Outro ponto abordado pela OMS é a importância de combater o estigma em torno dos transtornos mentais. Muitas vezes, as pessoas que sofrem com esses problemas são estigmatizadas e enfrentam discriminação, o que pode dificultar ainda mais a busca por ajuda. É fundamental quebrar esses estereótipos e promover uma cultura de empatia e acolhimento em relação à saúde mental.

Além disso, a OMS também destaca a importância de promover a saúde mental no ambiente de trabalho. Muitas pessoas passam a maior parte do seu dia no trabalho e é fundamental que as empresas ofereçam um ambiente saudável e apoio aos funcionários que estão enfrentando problemas de saúde mental. Isso pode incluir programas de bem-estar, flexibilidade de horários e licenças para tratamento.

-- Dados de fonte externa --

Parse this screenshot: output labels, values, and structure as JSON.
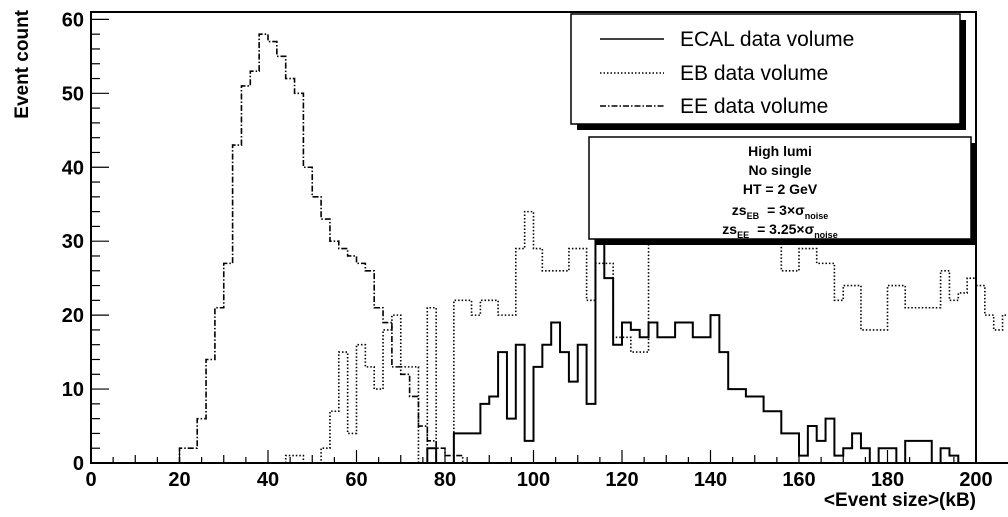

É importante ressaltar que a saúde mental é um assunto complexo e que cada pessoa pode enfrentar desafios e problemas diferentes. Por isso, é fundamental que haja uma abordagem individualizada e multidisciplinar no tratamento dessas questões. Além disso, é importante que as pessoas se sintam à vontade para falar sobre sua saúde mental e buscar ajuda sem medo de julgamentos.

Em resumo, a OMS nos mostra que a saúde mental é um assunto que deve ser discutido e levado a sério. É preciso desmistificar os mitos e tabus em torno desse tema e promover uma cultura de cuidado e acolhimento em relação à saúde mental. Lembre-se sempre de que buscar ajuda é sinal de força e coragem, e que cuidar da saúde mental é fundamental para viver uma vida plena e saudável.